The welcome sign for Croydon, New Hampshire along Route 10 north of Newport, New Hampshire.
The welcome sign for Croydon, New Hampshire along Route 10 north of Newport, New Hampshire. Credit: GEOFF FORESTER—Monitor staff

The Free State Project has advertised itself for 20 years as all about liberty and the little guy, limited government and local control. Its history here strongly suggests otherwise. In fact, the FSP is largely funded by Texas organizations that feel oppressed by regulations that benefit workers and the environment, and taxes that nibble at their profits. Offshoots of the Heritage Foundation — the same organization responsible for Project 2025 — have sunk millions into marketing New Hampshire as a libertarian utopia and financing political campaigns for state and local offices.

Their sales pitch isn’t new: if government just steps aside and lets wealthy and powerful people do what they want, we’ll all be freer and wealthier. When is this supposed to happen? The process of deregulating corporations, defunding worker and consumer protections, and cutting taxes for the wealthiest among us began 40 years ago with “supply side economics.” The millionaires of the 1980s have become the billionaires of 2025, while New Hampshire property taxes, health care costs and energy costs keep rising, and New Hampshire workers still labor under the federal minimum wage of $7.25 per hour.

New Hampshire’s Liberty Caucus dances to the tune of its funders. In 2020, it had already taken control of the Republican Party, including then Governor Sununu. Majority Democrats passed dozens of bills to support families, public servants, small businesses and workers when the COVID-19 pandemic was still out of control. Sununu set a record number of gubernatorial vetoes in the 2019-2020 legislative session. It takes a two-thirds majority to override vetoes, so the legislature was only able to override one.

In 2022, the FSP-engineered debacle in the town of Croyden became national news. Liberty Alliance funded candidates campaigned on fiscal responsibility and won majorities on the town board and school board. They didn’t mention that they intended to dissolve the police department and slash the education budget in half. When voters discovered they’d been deceived, they rose up and restored public safety and public education in their town.

Now as the true costs of school vouchers are coming to light, including denial of public oversight of how our taxes are spent, people are rising up again. “If you don’t like it, move
somewhere else” isn’t an argument. Granite Staters, exemplified by the citizens of Croyden,
cherish our public institutions, and we’re ready to fight for them.

It will be a fight.
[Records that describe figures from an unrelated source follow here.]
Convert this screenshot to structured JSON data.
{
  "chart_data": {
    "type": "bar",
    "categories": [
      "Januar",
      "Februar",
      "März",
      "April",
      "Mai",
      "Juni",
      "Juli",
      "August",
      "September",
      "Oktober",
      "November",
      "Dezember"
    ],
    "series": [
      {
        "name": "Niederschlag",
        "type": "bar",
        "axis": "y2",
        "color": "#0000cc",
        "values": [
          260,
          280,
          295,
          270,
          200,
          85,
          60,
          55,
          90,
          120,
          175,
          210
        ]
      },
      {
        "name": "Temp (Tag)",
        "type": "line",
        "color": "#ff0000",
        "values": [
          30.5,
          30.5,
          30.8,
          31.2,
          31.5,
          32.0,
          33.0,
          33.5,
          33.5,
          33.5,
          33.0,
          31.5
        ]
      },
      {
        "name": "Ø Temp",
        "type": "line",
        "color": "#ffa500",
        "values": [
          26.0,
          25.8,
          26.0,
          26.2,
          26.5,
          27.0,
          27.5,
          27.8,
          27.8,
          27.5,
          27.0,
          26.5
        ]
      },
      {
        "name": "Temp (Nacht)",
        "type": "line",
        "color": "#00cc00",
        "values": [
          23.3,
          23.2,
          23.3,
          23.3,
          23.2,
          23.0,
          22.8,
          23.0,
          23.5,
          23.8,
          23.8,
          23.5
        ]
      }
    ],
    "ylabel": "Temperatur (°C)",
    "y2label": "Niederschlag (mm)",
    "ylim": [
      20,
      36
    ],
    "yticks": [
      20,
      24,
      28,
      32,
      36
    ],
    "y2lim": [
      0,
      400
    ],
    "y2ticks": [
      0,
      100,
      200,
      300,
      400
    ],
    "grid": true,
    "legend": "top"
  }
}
Earlier this year, GOP leader Jason Osborn, frustrated by the increasing scrutiny and citizen pushback against the destruction of our public institutions, said in an interview they “might have to put a leash on some of these local governments.”
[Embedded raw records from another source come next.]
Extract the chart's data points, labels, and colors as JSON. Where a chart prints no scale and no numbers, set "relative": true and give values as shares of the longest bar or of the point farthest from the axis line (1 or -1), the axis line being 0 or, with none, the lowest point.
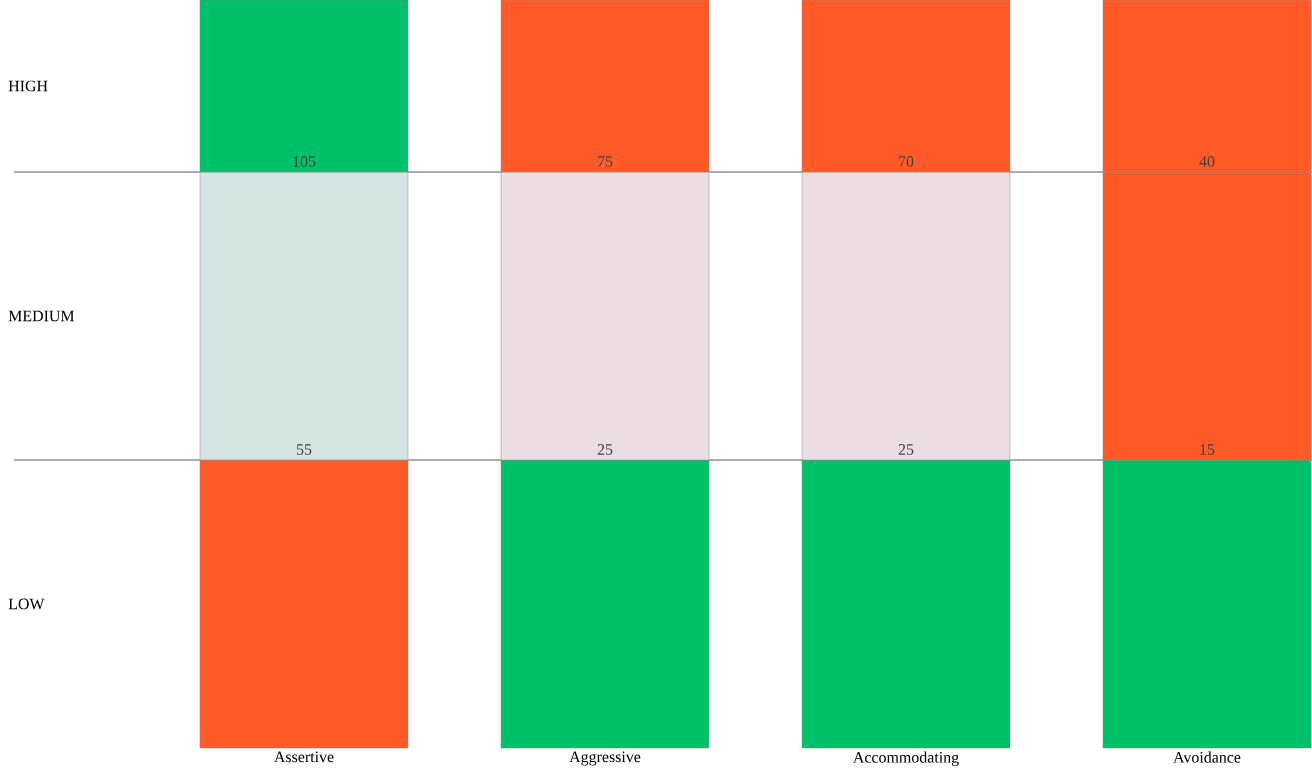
{
  "chart_data": {
    "type": "bar",
    "stacked": true,
    "relative": true,
    "categories": [
      "Assertive",
      "Aggressive",
      "Accommodating",
      "Avoidance"
    ],
    "series": [
      {
        "colors": [
          "#ff5a28",
          "#00c06a",
          "#00c06a",
          "#00c06a"
        ],
        "values": [
          0.385,
          0.385,
          0.385,
          0.385
        ]
      },
      {
        "colors": [
          "#d3e4e2",
          "#ecdde2",
          "#ecdde2",
          "#ff5a28"
        ],
        "values": [
          0.385,
          0.385,
          0.385,
          0.385
        ]
      },
      {
        "colors": [
          "#00c06a",
          "#ff5a28",
          "#ff5a28",
          "#ff5a28"
        ],
        "values": [
          0.23,
          0.23,
          0.23,
          0.23
        ]
      }
    ],
    "annotations": [
      "LOW",
      "MEDIUM",
      "HIGH",
      {
        "text": "55",
        "x": "Assertive",
        "y": 0.385
      },
      {
        "text": "25",
        "x": "Aggressive",
        "y": 0.385
      },
      {
        "text": "25",
        "x": "Accommodating",
        "y": 0.385
      },
      {
        "text": "15",
        "x": "Avoidance",
        "y": 0.385
      },
      {
        "text": "105",
        "x": "Assertive",
        "y": 0.77
      },
      {
        "text": "75",
        "x": "Aggressive",
        "y": 0.77
      },
      {
        "text": "70",
        "x": "Accommodating",
        "y": 0.77
      },
      {
        "text": "40",
        "x": "Avoidance",
        "y": 0.77
      }
    ],
    "ref_lines": [
      {
        "axis": "y",
        "value": 0.385,
        "color": "#333333"
      },
      {
        "axis": "y",
        "value": 0.77,
        "color": "#333333"
      }
    ]
  }
}
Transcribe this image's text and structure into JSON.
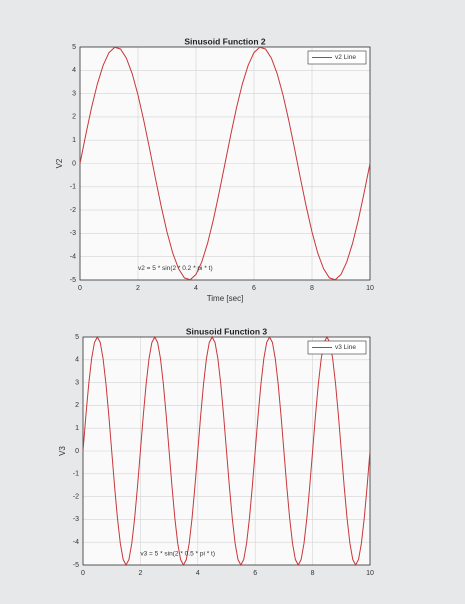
{
  "chart_data": [
    {
      "type": "line",
      "title": "Sinusoid Function 2",
      "xlabel": "Time [sec]",
      "ylabel": "V2",
      "annotation": "v2 = 5 * sin(2 * 0.2 * pi * t)",
      "x": [
        0,
        0.2,
        0.4,
        0.6,
        0.8,
        1,
        1.2,
        1.4,
        1.6,
        1.8,
        2,
        2.2,
        2.4,
        2.6,
        2.8,
        3,
        3.2,
        3.4,
        3.6,
        3.8,
        4,
        4.2,
        4.4,
        4.6,
        4.8,
        5,
        5.2,
        5.4,
        5.6,
        5.8,
        6,
        6.2,
        6.4,
        6.6,
        6.8,
        7,
        7.2,
        7.4,
        7.6,
        7.8,
        8,
        8.2,
        8.4,
        8.6,
        8.8,
        9,
        9.2,
        9.4,
        9.6,
        9.8,
        10
      ],
      "series": [
        {
          "name": "v2 Line",
          "color": "#c8373a",
          "values": [
            0,
            1.24,
            2.41,
            3.42,
            4.22,
            4.76,
            4.99,
            4.91,
            4.52,
            3.85,
            2.94,
            1.84,
            0.63,
            -0.63,
            -1.84,
            -2.94,
            -3.85,
            -4.52,
            -4.91,
            -4.99,
            -4.76,
            -4.22,
            -3.42,
            -2.41,
            -1.24,
            0,
            1.24,
            2.41,
            3.42,
            4.22,
            4.76,
            4.99,
            4.91,
            4.52,
            3.85,
            2.94,
            1.84,
            0.63,
            -0.63,
            -1.84,
            -2.94,
            -3.85,
            -4.52,
            -4.91,
            -4.99,
            -4.76,
            -4.22,
            -3.42,
            -2.41,
            -1.24,
            0
          ]
        }
      ],
      "xlim": [
        0,
        10
      ],
      "xticks": [
        0,
        2,
        4,
        6,
        8,
        10
      ],
      "ylim": [
        -5,
        5
      ],
      "yticks": [
        -5,
        -4,
        -3,
        -2,
        -1,
        0,
        1,
        2,
        3,
        4,
        5
      ],
      "grid": true,
      "legend": "northeast"
    },
    {
      "type": "line",
      "title": "Sinusoid Function 3",
      "ylabel": "V3",
      "annotation": "v3 = 5 * sin(2 * 0.5 * pi * t)",
      "x": [
        0,
        0.1,
        0.2,
        0.3,
        0.4,
        0.5,
        0.6,
        0.7,
        0.8,
        0.9,
        1,
        1.1,
        1.2,
        1.3,
        1.4,
        1.5,
        1.6,
        1.7,
        1.8,
        1.9,
        2,
        2.1,
        2.2,
        2.3,
        2.4,
        2.5,
        2.6,
        2.7,
        2.8,
        2.9,
        3,
        3.1,
        3.2,
        3.3,
        3.4,
        3.5,
        3.6,
        3.7,
        3.8,
        3.9,
        4,
        4.1,
        4.2,
        4.3,
        4.4,
        4.5,
        4.6,
        4.7,
        4.8,
        4.9,
        5,
        5.1,
        5.2,
        5.3,
        5.4,
        5.5,
        5.6,
        5.7,
        5.8,
        5.9,
        6,
        6.1,
        6.2,
        6.3,
        6.4,
        6.5,
        6.6,
        6.7,
        6.8,
        6.9,
        7,
        7.1,
        7.2,
        7.3,
        7.4,
        7.5,
        7.6,
        7.7,
        7.8,
        7.9,
        8,
        8.1,
        8.2,
        8.3,
        8.4,
        8.5,
        8.6,
        8.7,
        8.8,
        8.9,
        9,
        9.1,
        9.2,
        9.3,
        9.4,
        9.5,
        9.6,
        9.7,
        9.8,
        9.9,
        10
      ],
      "series": [
        {
          "name": "v3 Line",
          "color": "#c8373a",
          "values": [
            0,
            1.55,
            2.94,
            4.05,
            4.76,
            5,
            4.76,
            4.05,
            2.94,
            1.55,
            0,
            -1.55,
            -2.94,
            -4.05,
            -4.76,
            -5,
            -4.76,
            -4.05,
            -2.94,
            -1.55,
            0,
            1.55,
            2.94,
            4.05,
            4.76,
            5,
            4.76,
            4.05,
            2.94,
            1.55,
            0,
            -1.55,
            -2.94,
            -4.05,
            -4.76,
            -5,
            -4.76,
            -4.05,
            -2.94,
            -1.55,
            0,
            1.55,
            2.94,
            4.05,
            4.76,
            5,
            4.76,
            4.05,
            2.94,
            1.55,
            0,
            -1.55,
            -2.94,
            -4.05,
            -4.76,
            -5,
            -4.76,
            -4.05,
            -2.94,
            -1.55,
            0,
            1.55,
            2.94,
            4.05,
            4.76,
            5,
            4.76,
            4.05,
            2.94,
            1.55,
            0,
            -1.55,
            -2.94,
            -4.05,
            -4.76,
            -5,
            -4.76,
            -4.05,
            -2.94,
            -1.55,
            0,
            1.55,
            2.94,
            4.05,
            4.76,
            5,
            4.76,
            4.05,
            2.94,
            1.55,
            0,
            -1.55,
            -2.94,
            -4.05,
            -4.76,
            -5,
            -4.76,
            -4.05,
            -2.94,
            -1.55,
            0
          ]
        }
      ],
      "xlim": [
        0,
        10
      ],
      "xticks": [
        0,
        2,
        4,
        6,
        8,
        10
      ],
      "ylim": [
        -5,
        5
      ],
      "yticks": [
        -5,
        -4,
        -3,
        -2,
        -1,
        0,
        1,
        2,
        3,
        4,
        5
      ],
      "grid": true,
      "legend": "northeast"
    }
  ]
}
One thing we’ve learned from our decade here is that Granite Staters won’t put up with being put on a leash. Our public institutions and governments, from the State House to town halls, are our voice. They’re also our watchdogs, and we’re theirs. Record numbers of people have stepped up and filed to run for state and local offices this year. Those who are elected will take an oath to “…bear faith and true allegiance to the United States of America and the state of New Hampshire, and will support the constitution thereof.”

That constitution gives us the governing framework that allows us to thrive in community. It admonishes us that a free society requires us to cherish public education. Our job is to make sure we elect those who will be true to their oath of office.

Jean Lewandowski is a retired special needs teacher. She lives in Nashua.